FINRA 2019 Exam Risk Priorities

On Jan. 22, FINRA issued 2019 risk monitoring, exam priorities.

  • Highlights priorities, identifies areas of ongoing concern, to help firms to assess
    areas relevant to business, prepare for examinations, have adequate monitoring.
  • Addresses older risks from sales practice; hiring, supervision of APs with history.
  • Including cybersecurity; fraud, insider trading, and manipulation across markets.
  • FINRA also issued a podcast on the annual priorities letter entitled 'a fresh take'.

Emerging Issues

  • Online distribution platforms; comply with FinCEN customer due diligence (CDD).
  • Compliance on mark-up/mark-down disclosure obligation on fixed income trades.
  • New approach highlighted those topics that will be materially new areas of focus.
  • Sharper focus on emerging issues to help firms determine if relevant to business.

Online Platforms

  • Greater use of distribution of securities through online platforms, in reliance on
    Rule 506(c) of Reg. D to accredited investors, Reg A under securities act as well.
  • Some platforms owned, operated by dealers, others by unregistered firms using
    FINRA firms as selling agents, or brokers of record, custody, escrow, back-office.

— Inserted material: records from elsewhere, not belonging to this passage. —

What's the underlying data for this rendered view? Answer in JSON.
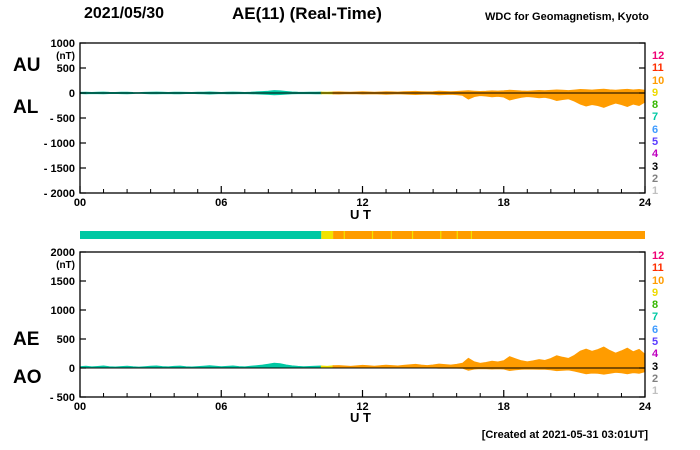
{
  "header": {
    "date": "2021/05/30",
    "title": "AE(11) (Real-Time)",
    "credit": "WDC for Geomagnetism, Kyoto"
  },
  "footer": {
    "created_note": "[Created at 2021-05-31 03:01UT]"
  },
  "station_legend": {
    "values": [
      "12",
      "11",
      "10",
      "9",
      "8",
      "7",
      "6",
      "5",
      "4",
      "3",
      "2",
      "1"
    ],
    "colors": [
      "#ef0074",
      "#ff2f00",
      "#ff9c00",
      "#efd900",
      "#36b800",
      "#00c8a3",
      "#3e9bff",
      "#5a3cff",
      "#c000c0",
      "#000000",
      "#808080",
      "#c0c0c0"
    ]
  },
  "colorbar": {
    "tick_color": "#f2e300",
    "segments": [
      {
        "from": 0,
        "to": 10.25,
        "color": "#00c8a3"
      },
      {
        "from": 10.25,
        "to": 10.75,
        "color": "#f2e300"
      },
      {
        "from": 10.75,
        "to": 24,
        "color": "#ff9c00"
      }
    ],
    "yellow_ticks": [
      11.2,
      12.4,
      13.2,
      14.1,
      15.3,
      16.0,
      16.6
    ]
  },
  "chart_data": [
    {
      "type": "area",
      "title": "AU and AL auroral electrojet indices",
      "unit": "(nT)",
      "ylim": [
        -2000,
        1000
      ],
      "yticks": [
        1000,
        500,
        0,
        -500,
        -1000,
        -1500,
        -2000
      ],
      "ytick_labels": [
        "1000",
        "500",
        "0",
        "- 500",
        "- 1000",
        "- 1500",
        "- 2000"
      ],
      "xlim": [
        0,
        24
      ],
      "xticks": [
        0,
        6,
        12,
        18,
        24
      ],
      "xtick_labels": [
        "00",
        "06",
        "12",
        "18",
        "24"
      ],
      "xlabel": "U T",
      "x_step": 0.25,
      "color_segments": [
        {
          "from": 0,
          "to": 10.25,
          "color": "#00c8a3"
        },
        {
          "from": 10.25,
          "to": 10.75,
          "color": "#f2e300"
        },
        {
          "from": 10.75,
          "to": 24,
          "color": "#ff9c00"
        }
      ],
      "series": [
        {
          "name": "AU",
          "values": [
            12,
            15,
            10,
            14,
            18,
            12,
            9,
            13,
            16,
            11,
            8,
            12,
            15,
            18,
            13,
            10,
            14,
            17,
            12,
            9,
            13,
            16,
            20,
            15,
            11,
            14,
            18,
            13,
            10,
            15,
            22,
            28,
            35,
            48,
            42,
            30,
            20,
            15,
            12,
            14,
            16,
            18,
            15,
            20,
            22,
            18,
            15,
            19,
            23,
            20,
            16,
            21,
            25,
            22,
            18,
            23,
            28,
            32,
            26,
            22,
            27,
            33,
            29,
            24,
            30,
            38,
            45,
            36,
            30,
            35,
            42,
            38,
            45,
            55,
            48,
            40,
            36,
            42,
            50,
            45,
            52,
            60,
            55,
            48,
            58,
            70,
            65,
            58,
            68,
            75,
            62,
            55,
            65,
            72,
            60,
            70,
            55
          ]
        },
        {
          "name": "AL",
          "values": [
            -10,
            -14,
            -9,
            -12,
            -16,
            -11,
            -8,
            -12,
            -15,
            -10,
            -7,
            -11,
            -14,
            -17,
            -12,
            -9,
            -13,
            -16,
            -11,
            -8,
            -12,
            -15,
            -19,
            -14,
            -10,
            -13,
            -17,
            -12,
            -9,
            -14,
            -18,
            -22,
            -28,
            -35,
            -30,
            -22,
            -16,
            -12,
            -10,
            -12,
            -14,
            -16,
            -13,
            -18,
            -20,
            -16,
            -13,
            -17,
            -21,
            -18,
            -14,
            -19,
            -23,
            -20,
            -16,
            -21,
            -26,
            -30,
            -24,
            -20,
            -25,
            -35,
            -30,
            -26,
            -32,
            -45,
            -120,
            -70,
            -50,
            -60,
            -75,
            -65,
            -80,
            -140,
            -110,
            -85,
            -70,
            -80,
            -95,
            -85,
            -110,
            -150,
            -130,
            -115,
            -160,
            -220,
            -260,
            -230,
            -250,
            -285,
            -240,
            -200,
            -230,
            -270,
            -220,
            -250,
            -180
          ]
        }
      ]
    },
    {
      "type": "area",
      "title": "AE and AO auroral electrojet indices",
      "unit": "(nT)",
      "ylim": [
        -500,
        2000
      ],
      "yticks": [
        2000,
        1500,
        1000,
        500,
        0,
        -500
      ],
      "ytick_labels": [
        "2000",
        "1500",
        "1000",
        "500",
        "0",
        "- 500"
      ],
      "xlim": [
        0,
        24
      ],
      "xticks": [
        0,
        6,
        12,
        18,
        24
      ],
      "xtick_labels": [
        "00",
        "06",
        "12",
        "18",
        "24"
      ],
      "xlabel": "U T",
      "x_step": 0.25,
      "color_segments": [
        {
          "from": 0,
          "to": 10.25,
          "color": "#00c8a3"
        },
        {
          "from": 10.25,
          "to": 10.75,
          "color": "#f2e300"
        },
        {
          "from": 10.75,
          "to": 24,
          "color": "#ff9c00"
        }
      ],
      "series": [
        {
          "name": "AE",
          "values": [
            22,
            29,
            19,
            26,
            34,
            23,
            17,
            25,
            31,
            21,
            15,
            23,
            29,
            35,
            25,
            19,
            27,
            33,
            23,
            17,
            25,
            31,
            39,
            29,
            21,
            27,
            35,
            25,
            19,
            29,
            40,
            50,
            63,
            83,
            72,
            52,
            36,
            27,
            22,
            26,
            30,
            34,
            28,
            38,
            42,
            34,
            28,
            36,
            44,
            38,
            30,
            40,
            48,
            42,
            34,
            44,
            54,
            62,
            50,
            42,
            52,
            68,
            59,
            50,
            62,
            83,
            165,
            106,
            80,
            95,
            117,
            103,
            125,
            195,
            158,
            125,
            106,
            122,
            145,
            130,
            162,
            210,
            185,
            163,
            218,
            290,
            325,
            288,
            318,
            360,
            302,
            255,
            295,
            342,
            280,
            320,
            235
          ]
        },
        {
          "name": "AO",
          "values": [
            1,
            0.5,
            0.5,
            1,
            1,
            0.5,
            0.5,
            0.5,
            0.5,
            0.5,
            0.5,
            0.5,
            0.5,
            0.5,
            0.5,
            0.5,
            0.5,
            0.5,
            0.5,
            0.5,
            0.5,
            0.5,
            0.5,
            0.5,
            0.5,
            0.5,
            0.5,
            0.5,
            0.5,
            0.5,
            2,
            3,
            3.5,
            6.5,
            6,
            4,
            2,
            1.5,
            1,
            1,
            1,
            1,
            1,
            1,
            1,
            1,
            1,
            1,
            1,
            1,
            1,
            1,
            1,
            1,
            1,
            1,
            1,
            1,
            1,
            1,
            1,
            -1,
            -0.5,
            -1,
            -1,
            -3.5,
            -37.5,
            -17,
            -10,
            -12.5,
            -16.5,
            -13.5,
            -17.5,
            -42.5,
            -31,
            -22.5,
            -17,
            -19,
            -22.5,
            -20,
            -29,
            -45,
            -37.5,
            -33.5,
            -51,
            -75,
            -97.5,
            -86,
            -91,
            -105,
            -89,
            -72.5,
            -82.5,
            -99,
            -80,
            -90,
            -62.5
          ]
        }
      ]
    }
  ]
}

Sales Participation on Platform

  • FINRA concerned firms act as if were not involved in distributing securities when
    it seemed that they were handling customer accounts, funds, get compensation.
  • Will assess how firms conduct, reasonable basis and customer-specific suitability
    analyses, supervise public communications, AML requirement and disclosure risk.
  • View action to ensure no material information is omitted, misleading, fraudulent.
  • For Reg D risk of sales to non-accredited investors, non-compliant escrow terms.
  • Reg. A excessive, undisclosed compensation arrangements, by firms and issuers.

Mark-Up Disclosure

  • Rule on mark-up or mark-down disclosures for fixed income trades.
  • Effective on May 14, 2018, FINRA developed mark-up and down analysis reports.
  • Firms can use report for mark-up summary, trade details, graphic trend analysis.

Regulatory Technology

  • Firms use innovative regulatory technology (RegTech) tools to assist compliance.
    efficiency, and make risk-based, FINRA will engage to understand what and how.
  • Study risks, challenges or regulatory concerns, supervision/governance systems
    third-party vendor management, safeguarding customer data, and cybersecurity.

Ongoing-Sales Practices

  • Suitability remains a FINRA priority, specific 2019 focus on deficient quantitative
    suitability, controls; over concentration in illiquid securities; time-horizon issues.
  • Exchange-traded product (ETP) market continues to grow with novel and highly
    complex products, to check suitability, risk disclosure obligations complied with.
  • Concerned with securities products that package leveraged loans, CLOs to retail.
  • Focus on senior investor risk of exploitation, compliance with rules.
  • Monitor APs' outside business activity, private securities transactions, misleading
    use of names to get funds from investors that may be confused by identification.

Operational Risks

  • Supervision of digital assets business, FINRA encourages firms to notify any plan.
  • Review membership and examination process covering digital assets, compliance.
  • Customer due diligence rule compliance in effect since May, identify
    beneficial owners of legal entity client, ongoing monitoring of suspicious activity.

Market Risks

  • Market manipulation monitoring by plan to enhance FINRA surveillance capability.
  • Compliance with market access Rule 15c3-5 will be monitored by controls, limits.
  • Short sales and tenders are a focus, legitimacy, independence of trades, reports.

Financial Risks

  • Review policies and procedures to identify, measure, and managing, credit risks.
  • Especially if sizable, done in a period of high volatility, some trades may increase.
  • If identify and address relevant risks, when they extend credit to their customers.
  • Firms’ liquidity planning, review whether have a reasonable process, to regularly
    assess the adequacy of liquidity pools, and updated their stress test assumptions.